With Chicago as the epicenter and the infant American Federation of Labor as the spearhead, the fight for fair wages and reduced hours culminated in nationwide strikes and demonstrations in 1886. Nearly 100,000 employees walked off their jobs, and despite the hysteria prophesied by the press, the strikes remained nonviolent. That is, until conflict flared up between the McCormick Metal Workers Union and local police, who verbally and physically harassed picketers.


A public meeting in Haymarket Square was called to address the undue harassment. Here, tensions between demonstrators and police were at an all-time high, and when an anonymous protestor threw a bomb into police ranks, officers open-fired into the crowd. Eight civilians were killed, and eight officers (seven likely due to indiscriminate gunfire).
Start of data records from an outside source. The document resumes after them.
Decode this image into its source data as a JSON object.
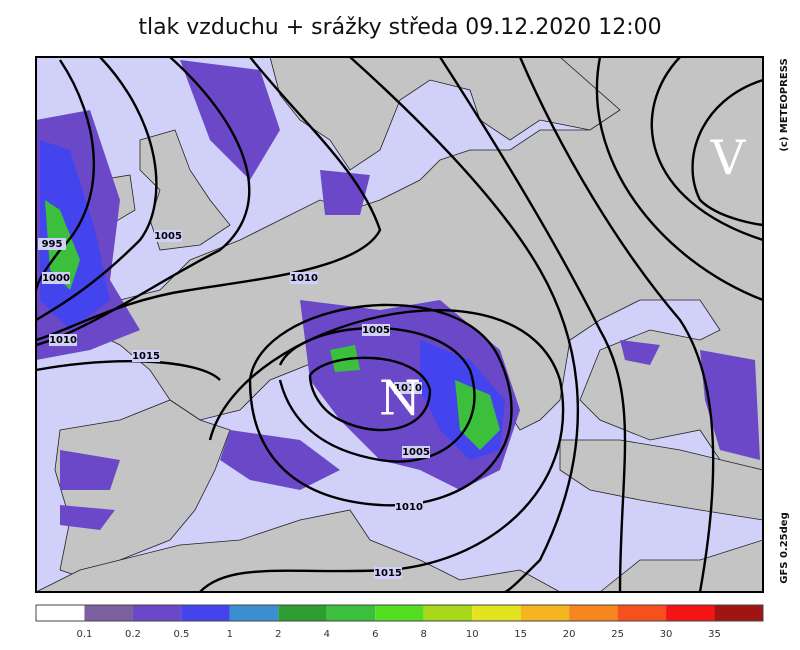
{
  "title": "tlak vzduchu + srážky  středa 09.12.2020 12:00",
  "credit": "(c) METEOPRESS",
  "model": "GFS 0.25deg",
  "pressure_centers": [
    "V",
    "N"
  ],
  "isobar_labels": [
    995,
    1005,
    1000,
    1010,
    1010,
    1015,
    1005,
    1010,
    1005,
    1010,
    1015
  ],
  "legend": {
    "colors": [
      "#ffffff",
      "#7b5f9e",
      "#6a48c8",
      "#4444ee",
      "#3a8fd0",
      "#2e9e32",
      "#3cbf3c",
      "#55dd22",
      "#a8d818",
      "#e3e31e",
      "#f5b51e",
      "#f5871e",
      "#f5501e",
      "#f51414",
      "#a01414"
    ],
    "labels": [
      0.1,
      0.2,
      0.5,
      1,
      2,
      4,
      6,
      8,
      10,
      15,
      20,
      25,
      30,
      35
    ]
  }
}
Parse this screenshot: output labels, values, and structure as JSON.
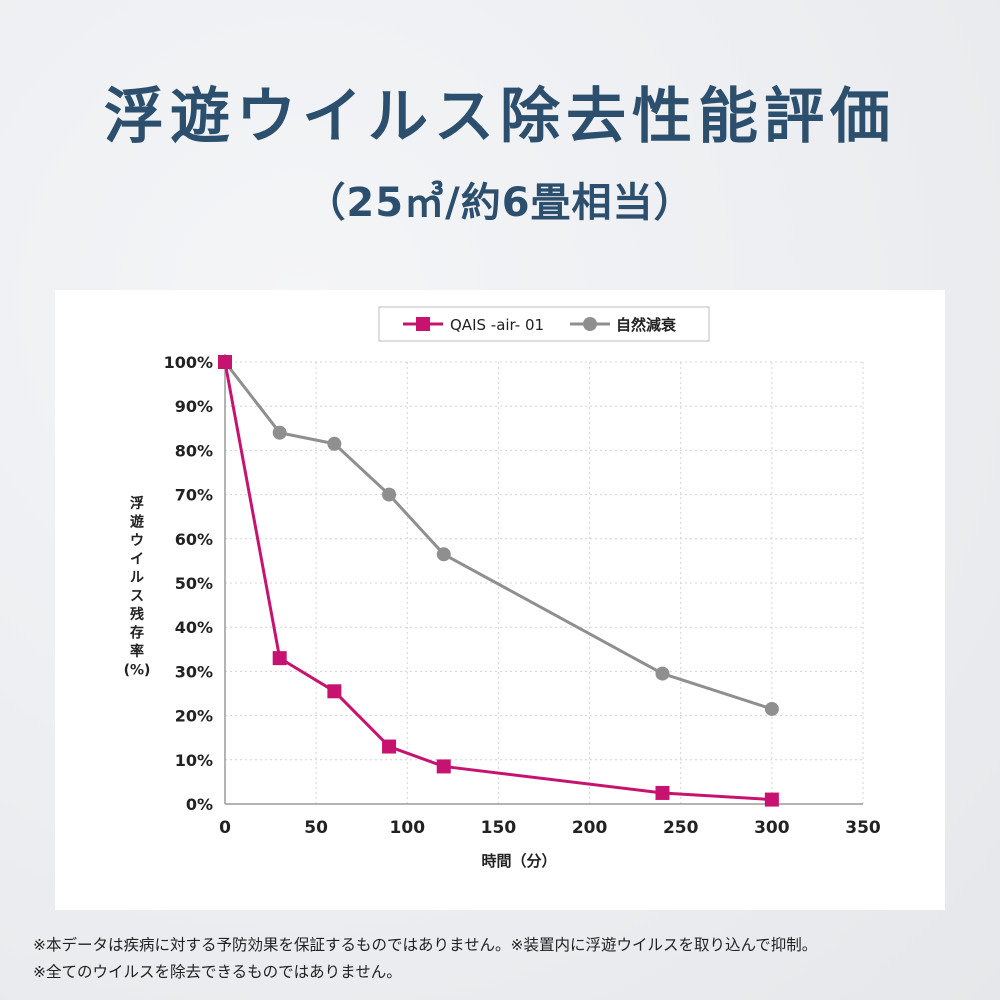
{
  "title": "浮遊ウイルス除去性能評価",
  "subtitle": "（25㎥/約6畳相当）",
  "chart_data": {
    "type": "line",
    "x": [
      0,
      30,
      60,
      90,
      120,
      240,
      300
    ],
    "series": [
      {
        "name": "QAIS -air- 01",
        "values": [
          100,
          33,
          25.5,
          13,
          8.5,
          2.5,
          1
        ],
        "color": "#c7136f",
        "marker": "square"
      },
      {
        "name": "自然減衰",
        "values": [
          100,
          84,
          81.5,
          70,
          56.5,
          29.5,
          21.5
        ],
        "color": "#8f8f8f",
        "marker": "circle"
      }
    ],
    "xlim": [
      0,
      350
    ],
    "ylim": [
      0,
      100
    ],
    "xticks": [
      0,
      50,
      100,
      150,
      200,
      250,
      300,
      350
    ],
    "yticks": [
      0,
      10,
      20,
      30,
      40,
      50,
      60,
      70,
      80,
      90,
      100
    ],
    "ytick_labels": [
      "0%",
      "10%",
      "20%",
      "30%",
      "40%",
      "50%",
      "60%",
      "70%",
      "80%",
      "90%",
      "100%"
    ],
    "xlabel": "時間（分）",
    "ylabel_lines": [
      "浮",
      "遊",
      "ウ",
      "イ",
      "ル",
      "ス",
      "残",
      "存",
      "率",
      "(%)"
    ],
    "grid": true,
    "legend_position": "top-right"
  },
  "notes": [
    "※本データは疾病に対する予防効果を保証するものではありません。※装置内に浮遊ウイルスを取り込んで抑制。",
    "※全てのウイルスを除去できるものではありません。"
  ]
}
In the wake of this event, the fight for labor rights became largely homogenized with the radicalism that spurred the Haymarket affair. Socialist and anarchist ideologies that promoted collective bargaining and cooperative commonwealth were characterized as dangerous and fundamentally un-American, stunting large-scale reform and ensuring the continued exploitation of the working class.
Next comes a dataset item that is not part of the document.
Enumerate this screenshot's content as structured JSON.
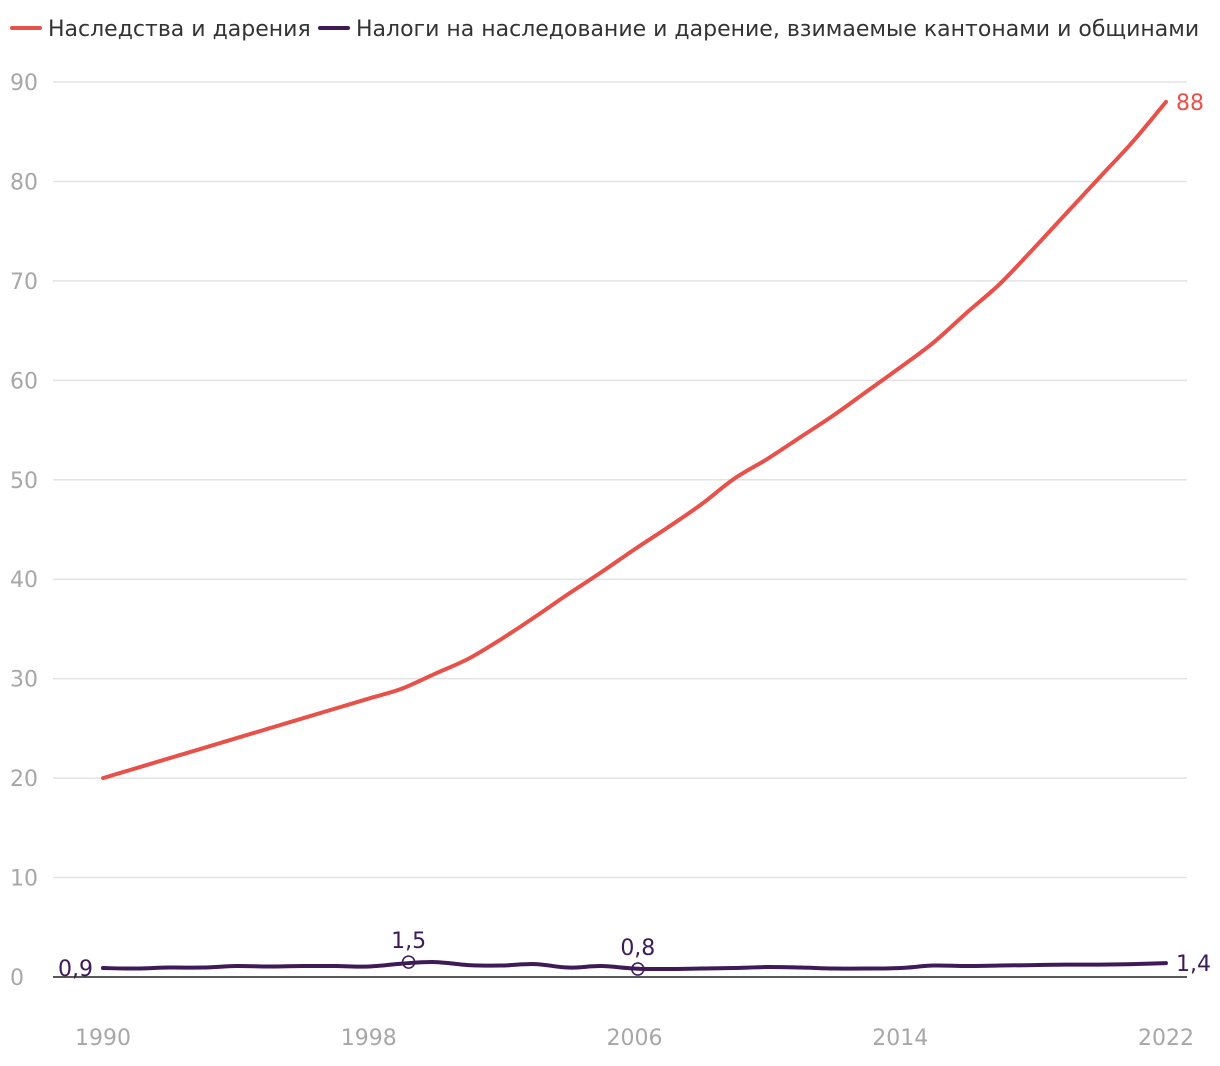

Still, distinct ranks emerged even among laborers that underprivileged certain trades. For unskilled work, especially that which required extensive manpower (i.e. coal mining, garment-making, meat packing). The demographic makeup of these trades consistently conformed to racial and gender divisions, and Black, female, and immigrant laborers were systematically shut out from unions. The 1900s ushered in industrial growth on an unprecedented scale. As American civilization moved west, communication, transportation, and agricultural ventures required an inexhaustible, inexpensive workforce. Many entrepreneurs thought they had found these qualities in burgeoning migrant populations.


The specter of prosperous American life brought over 9 million immigrants to the US in the first decade of the 1900s alone.California played no small part in molding the social and legal attitudes toward mass migration, notably targeting Chinese railroad workers with the Chinese Exclusion Act in 1882, and its many reincarnations.
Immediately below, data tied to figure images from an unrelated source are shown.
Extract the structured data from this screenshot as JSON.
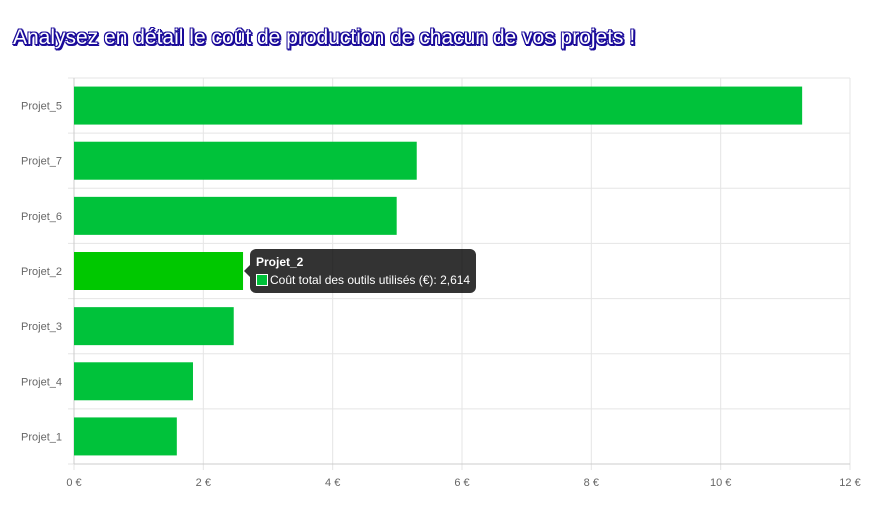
{
  "title": "Analysez en détail le coût de production de chacun de vos projets !",
  "chart_data": {
    "type": "bar",
    "orientation": "horizontal",
    "categories": [
      "Projet_5",
      "Projet_7",
      "Projet_6",
      "Projet_2",
      "Projet_3",
      "Projet_4",
      "Projet_1"
    ],
    "series": [
      {
        "name": "Coût total des outils utilisés (€)",
        "values": [
          11.26,
          5.3,
          4.99,
          2.614,
          2.47,
          1.84,
          1.59
        ]
      }
    ],
    "xlim": [
      0,
      12
    ],
    "xticks": [
      0,
      2,
      4,
      6,
      8,
      10,
      12
    ],
    "xtick_labels": [
      "0 €",
      "2 €",
      "4 €",
      "6 €",
      "8 €",
      "10 €",
      "12 €"
    ],
    "grid": true,
    "colors": {
      "bar": "#00c23a",
      "bar_hover": "#00c800",
      "grid": "#e5e5e5"
    }
  },
  "tooltip": {
    "title": "Projet_2",
    "label": "Coût total des outils utilisés (€): 2,614",
    "swatch_color": "#00c23a"
  }
}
California’s Bracero program during World War I and the Great Depression brought millions of Mexican migrants to the US to work, primarily in seasonal jobs on American farms, for extremely low-wages and slave-like working conditions. Oftentimes, once they had fulfilled their labor contracts, they were deported en masse back to Mexico, even those who had been naturalized. This was facilitated by newly-installed border patrol offices along the southern border.


Orange County’s 1936 Citrus Strikes epitomize the contentions between laborers and law enforcement that were becoming increasingly mercenary. Citrus harvesters, a majority of them Mexican nationals, were striking for higher wages. Seeing this as a threat to their financial prospects, the land-owning citrus growers called on armed CHP officers and members of the American Legion to kill any striking workers discovered “trespassing” on their groves. They also organized vigilante groups to terrorize nonviolent picketers and raid their communities. Picketers retaliated by torching transport vehicles and sending bomb threats to prominent politicians and businessmen. The strike came to a head with a riot on July 6, which landed over 200 farmhands in jail, facing a jail sentence or deportation.


But this clash generated meaningful change. After negotiation, harvesters and growers agreed on a 20 cent per hour wage, and a nine hour workday. This agreement did not include collective bargaining power, but improved the immediate conditions of contracted workers. In 1962 the United Farm Workers Movement merged out of the Agricultural Workers Organizing committee, headed by Larry Itliong, and the National Farm Workers Association, headed by Cesar Chazes and Dolores Huerta. This brought the shelter and order of a union to many vulnerable farmhands, and gave them a new measure of bargaining and lobbying power with their employers.


With most of our titular citrus groves replaced by urban development, it’s not always readily apparent the struggle for equity that has taken place, and persists with migrant farm workers in the present. Even so, it's a struggle embedded into Orange County history that cannot be expunged.